At my institution (in the U.S.A.), you are considered a PhD student until you pass your qualifying exams. After passing, you are considered a PhD candidate.

The qualifying exam is usually taken around 2 years in the program, or after you have completed any required or recommended coursework. It consists of a written exam, which can be one or more questions from each of your committee members. The written exam at my institution is left up to the committee members discretion (the major adviser in reality), it can be open or closed book, very detailed, or more theoretical, 24 hour time period or maybe 1 month, even proctored by the committee member. The oral examination can also be anything. Committee members can ask very detailed questions or more theoretical questions. Preparing for the oral exam can be difficult, especially if you have members

from other departments and backgrounds. For example, I have a Soil Scientist, Biologist, Fire Ecologist, Landscape Modeler, and Remote Sensing Specialist on my committee. They all asked very different question specific to their fields.

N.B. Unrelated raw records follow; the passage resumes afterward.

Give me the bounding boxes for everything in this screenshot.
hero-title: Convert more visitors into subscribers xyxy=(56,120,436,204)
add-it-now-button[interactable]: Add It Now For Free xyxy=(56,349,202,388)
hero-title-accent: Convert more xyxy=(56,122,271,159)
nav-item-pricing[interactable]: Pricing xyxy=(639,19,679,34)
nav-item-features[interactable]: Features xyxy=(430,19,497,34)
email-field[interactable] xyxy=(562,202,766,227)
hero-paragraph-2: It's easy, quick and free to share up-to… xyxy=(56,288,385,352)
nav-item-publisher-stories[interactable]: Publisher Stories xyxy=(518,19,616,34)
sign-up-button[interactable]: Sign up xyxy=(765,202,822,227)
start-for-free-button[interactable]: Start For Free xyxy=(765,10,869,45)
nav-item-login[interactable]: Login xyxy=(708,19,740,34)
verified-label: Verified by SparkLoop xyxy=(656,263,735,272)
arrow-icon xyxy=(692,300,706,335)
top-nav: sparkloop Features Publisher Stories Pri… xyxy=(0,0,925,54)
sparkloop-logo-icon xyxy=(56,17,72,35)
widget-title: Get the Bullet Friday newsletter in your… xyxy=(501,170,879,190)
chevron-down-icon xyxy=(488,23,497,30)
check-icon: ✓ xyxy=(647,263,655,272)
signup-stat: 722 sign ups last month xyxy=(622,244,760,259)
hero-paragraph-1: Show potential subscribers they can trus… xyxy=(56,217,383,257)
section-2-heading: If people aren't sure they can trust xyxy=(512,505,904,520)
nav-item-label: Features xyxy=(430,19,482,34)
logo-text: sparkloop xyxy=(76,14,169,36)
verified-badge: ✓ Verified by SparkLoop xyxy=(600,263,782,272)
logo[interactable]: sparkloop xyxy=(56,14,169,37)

Three of my written exams consisted of about 8 questions and I was given 8 hours to complete. It was open book and not proctored. I took the exam from home. One exam was 12 questions and I was given a month (yes I sweated for a month!). They all asked very broad questions for the written exam to figure out which areas I had a solid understanding in, and which areas I needed improvement. The oral exam was basically 4 PhD's questioning (read interrogating!) me. They started with a few easy questions, but then asked more difficult questions from the areas I was not as knowledgeable in.